No prosecutorial misconduct. The last issue on appeal was Pond's allegation that the prosecutor engaged in misconduct by misstating the elements in the interference offense. The prosecutor at closing argument told the jury that there are two elements to the interference offense--that Pond engaged in conduct and that that conduct prevented the complaining witness from calling 911. The ICA held that this comment did not prejudice Pond because the jurors had been instructed that "[w]hat [the lawyers] say [at closing argument] is not evidence[]" and that they "were not bound by how [the lawyers] interpret or remember the evidence." Thus, there was no prosecutorial misconduct.

Two things: "Reasonable" 404(b) notice and Aganon errors. The ICA has charted new ground with the issue of a "reasonable" 404(b) notice. It appears that at the trial level, notice under HRE Rule 404(b) must state the date, location, and general nature of the evidence sought for admission and be "reasonable." Reasonableness is assessed on appeal for an abuse of discretion. It is determined on a case-by-case basis. But what is "reasonable" for trial courts? Perhaps the twin rationales--prevention of surprise at trial and early resolution of admissibility issues--are some guide. Moreover, the ICA noted that nothing in the rules requires that his notice be written and that the date (or location for that matter) be exacting. Counsel's excuse in this case was that he did not know the actual date of the incident, but he might have had some vague idea as to when it happened.

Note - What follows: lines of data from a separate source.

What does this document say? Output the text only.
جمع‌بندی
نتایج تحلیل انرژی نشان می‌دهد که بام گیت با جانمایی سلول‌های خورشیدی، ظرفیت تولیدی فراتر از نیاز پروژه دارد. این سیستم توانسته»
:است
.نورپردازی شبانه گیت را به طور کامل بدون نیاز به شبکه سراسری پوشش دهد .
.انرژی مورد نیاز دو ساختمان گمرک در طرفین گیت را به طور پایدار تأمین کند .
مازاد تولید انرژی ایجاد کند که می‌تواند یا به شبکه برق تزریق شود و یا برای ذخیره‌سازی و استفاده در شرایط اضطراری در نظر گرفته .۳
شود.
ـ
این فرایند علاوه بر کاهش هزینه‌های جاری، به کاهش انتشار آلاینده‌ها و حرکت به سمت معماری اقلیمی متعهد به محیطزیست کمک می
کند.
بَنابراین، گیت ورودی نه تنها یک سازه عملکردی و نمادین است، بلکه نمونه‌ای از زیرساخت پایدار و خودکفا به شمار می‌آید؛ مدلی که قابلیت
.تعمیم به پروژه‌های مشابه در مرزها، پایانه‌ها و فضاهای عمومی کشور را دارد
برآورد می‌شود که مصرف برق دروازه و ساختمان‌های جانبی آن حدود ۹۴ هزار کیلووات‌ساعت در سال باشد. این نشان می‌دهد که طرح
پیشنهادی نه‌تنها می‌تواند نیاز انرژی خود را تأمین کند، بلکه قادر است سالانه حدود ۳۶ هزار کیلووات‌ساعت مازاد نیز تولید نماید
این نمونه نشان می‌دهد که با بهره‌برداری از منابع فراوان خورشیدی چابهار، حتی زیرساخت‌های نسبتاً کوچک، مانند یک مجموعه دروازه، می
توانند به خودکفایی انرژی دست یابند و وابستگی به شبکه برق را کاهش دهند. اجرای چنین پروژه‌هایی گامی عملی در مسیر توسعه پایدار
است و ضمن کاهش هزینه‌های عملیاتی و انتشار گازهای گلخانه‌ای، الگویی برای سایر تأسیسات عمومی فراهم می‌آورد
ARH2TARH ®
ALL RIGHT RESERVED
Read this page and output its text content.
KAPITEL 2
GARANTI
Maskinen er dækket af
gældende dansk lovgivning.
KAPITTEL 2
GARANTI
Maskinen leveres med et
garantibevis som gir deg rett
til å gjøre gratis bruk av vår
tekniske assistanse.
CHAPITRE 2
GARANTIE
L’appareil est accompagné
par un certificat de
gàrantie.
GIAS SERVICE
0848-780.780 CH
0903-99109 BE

The ICA also distinguished Aganon. Has the ICA limited Aganon to those cases where the judge instructs (assuming that the best way to characterize a response to a jury communication is an instruction) the jury that it need not find the state of mind to all three elements? Under this distinction, it is not Aganon error when an instruction conflates the elements and the prosecutor at closing arguments misstates the law by commenting on that conflation. The best rationale for this distinction may be based on the fact that Aganon clearly puts the responsibility of clear jury instructions on the trial court. Comments by the lawyers are not instructions. Perhaps, it would have been different if Counsel had objected to the instruction from the start. If denied the objection and the conflated elements were commented upon at closing, Counsel could have objected again. Then the responsibility is back on the trial court.